July 05, 2005
The 1975 emergency: Thees saal ke baad
Thirty years ago, millions of Indians woke up on June 26th to find that a state of internal emergency had been declared under Article 352 of the Indian Constitution. I probably did it too, except there were still six months to go before I was born. Now that is one truth which may never be out.
What happened during the emergency has been fairly well documented. On June 12, 1975, Justice Jagmohan Lal Sinha of the Allahabad High Court ruled that Prime Minister Indira Gandhi's election to the Lok Sabha was void. Ms. Gandhi chose to appeal and that appeal was heard by Justice VR Krishna Iyer. On June 24th, he conditionally stayed the order but refused to allow Ms. Gandhi to take part in Parliamentary proceedings. The Prime Minister had obviously anticipated all this and went ahead with declaring emergency.
Various politicians and journallists recount what they were doing when emergency was declared. What were you doing then?
In 2001, the Indian Express ran a feature on the 25th anniversary of the emergency. Frontline, the fortnightly magazine, also had a piece on the impact of the emergency on Indian democracy.

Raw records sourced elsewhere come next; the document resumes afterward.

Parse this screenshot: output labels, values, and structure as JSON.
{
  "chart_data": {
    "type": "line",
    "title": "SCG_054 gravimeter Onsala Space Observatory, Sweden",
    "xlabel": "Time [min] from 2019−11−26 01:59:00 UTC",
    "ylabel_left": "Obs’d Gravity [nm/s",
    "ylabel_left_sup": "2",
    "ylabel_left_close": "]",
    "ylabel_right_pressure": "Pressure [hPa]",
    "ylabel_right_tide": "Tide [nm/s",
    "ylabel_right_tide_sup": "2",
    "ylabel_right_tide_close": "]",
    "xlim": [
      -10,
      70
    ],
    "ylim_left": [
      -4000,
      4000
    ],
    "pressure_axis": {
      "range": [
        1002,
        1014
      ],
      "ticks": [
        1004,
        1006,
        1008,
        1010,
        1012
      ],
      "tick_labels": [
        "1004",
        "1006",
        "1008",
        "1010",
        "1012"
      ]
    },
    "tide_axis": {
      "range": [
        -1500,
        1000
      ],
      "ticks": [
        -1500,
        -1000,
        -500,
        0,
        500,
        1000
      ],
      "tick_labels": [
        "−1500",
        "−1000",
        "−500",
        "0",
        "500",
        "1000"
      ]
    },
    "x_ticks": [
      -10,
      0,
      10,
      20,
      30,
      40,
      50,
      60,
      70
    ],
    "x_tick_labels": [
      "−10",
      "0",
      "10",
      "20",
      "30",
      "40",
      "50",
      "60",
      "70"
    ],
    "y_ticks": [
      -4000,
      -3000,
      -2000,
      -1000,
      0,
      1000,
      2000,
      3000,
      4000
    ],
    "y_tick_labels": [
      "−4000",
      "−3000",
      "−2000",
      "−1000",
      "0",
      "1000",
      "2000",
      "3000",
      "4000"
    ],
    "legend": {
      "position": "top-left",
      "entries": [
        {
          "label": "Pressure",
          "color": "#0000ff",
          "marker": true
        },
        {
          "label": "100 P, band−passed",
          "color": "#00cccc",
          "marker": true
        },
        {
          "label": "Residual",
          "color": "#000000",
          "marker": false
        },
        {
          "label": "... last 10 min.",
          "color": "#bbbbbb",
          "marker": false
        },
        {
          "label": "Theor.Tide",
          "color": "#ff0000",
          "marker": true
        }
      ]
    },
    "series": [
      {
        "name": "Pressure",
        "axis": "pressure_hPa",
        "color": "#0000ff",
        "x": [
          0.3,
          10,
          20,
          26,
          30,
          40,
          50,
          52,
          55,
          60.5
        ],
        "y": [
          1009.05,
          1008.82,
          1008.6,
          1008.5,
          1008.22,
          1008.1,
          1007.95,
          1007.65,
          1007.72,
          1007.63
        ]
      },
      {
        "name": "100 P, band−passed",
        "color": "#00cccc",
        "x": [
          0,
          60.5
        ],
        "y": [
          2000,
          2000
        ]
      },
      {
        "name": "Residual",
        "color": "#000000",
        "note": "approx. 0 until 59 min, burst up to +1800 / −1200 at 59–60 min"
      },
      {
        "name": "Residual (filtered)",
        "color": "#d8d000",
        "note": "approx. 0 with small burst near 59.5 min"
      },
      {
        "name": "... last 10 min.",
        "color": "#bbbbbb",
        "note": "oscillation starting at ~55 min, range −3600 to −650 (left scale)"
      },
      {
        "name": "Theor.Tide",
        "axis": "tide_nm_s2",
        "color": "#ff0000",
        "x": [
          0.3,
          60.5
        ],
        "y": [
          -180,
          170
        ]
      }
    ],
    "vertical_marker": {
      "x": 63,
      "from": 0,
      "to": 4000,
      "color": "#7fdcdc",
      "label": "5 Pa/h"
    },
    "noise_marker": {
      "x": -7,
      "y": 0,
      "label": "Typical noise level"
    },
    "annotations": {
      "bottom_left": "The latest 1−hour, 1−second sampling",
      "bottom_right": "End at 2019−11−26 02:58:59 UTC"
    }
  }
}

Regardless of what 'Cho' Ramaswamy says and the frequent manner in which agents of the Indian Constitution act against democracy, I really do doubt if something of the same nature could happen again.
For starters, we're a far more open economy than we were thirty years ago. Any such act of ours would directly impact us economically. FDI and FII inflow would trickle, or perhaps even cease. Any aid or developmental packages that we're part of would probably be suspended as well. That act of ours will almost certainly scupper any aspirations we have to the UN Security Council. Strangely enough though, you dont necessarily need to be a democracy to get fat aid packages, military packages, etc. Then again, it also seems like you don't need to be a democracy to be a permanent member of the UNSC either!
During the 18 months of emergency, from all reports, it seems like the media was really active in its opposition to censorship and other draconian measures adopted by the government. Hence it is probably safe to assume that a far more mature media, with a lot of money muscle and political connections now, would oppose any such imposition with the same, or perhaps more, zeal. Given the huge number of media houses which are listed on the stock exchanges and the likelihood of a flight of 'moolah' from the capital markets if emergency is declared, there is just too much at stake for them.
People like you and me, who believe that they are fairly educated individuals, may have their own take on the emergency. If you dont particularly care for personal freedom and hate government officials, especially those of the Regional Transport Office and similar ilk, you'll love an emergency. If it means those corrupt, idle bastards can be sacked or forced to productively work 16 hours a day, why not?! While I would terribly love to see the latter happen, I intensely value my personal freedom, which is why I hate it when governments impose rules on wearing helmets.
Given the total lack of personal freedom in an emergency situation, I would never welcome it. Would you? Is the potential efficient functioning of bureaucracy in a country a price good enough to pay for the absence of personal freedom?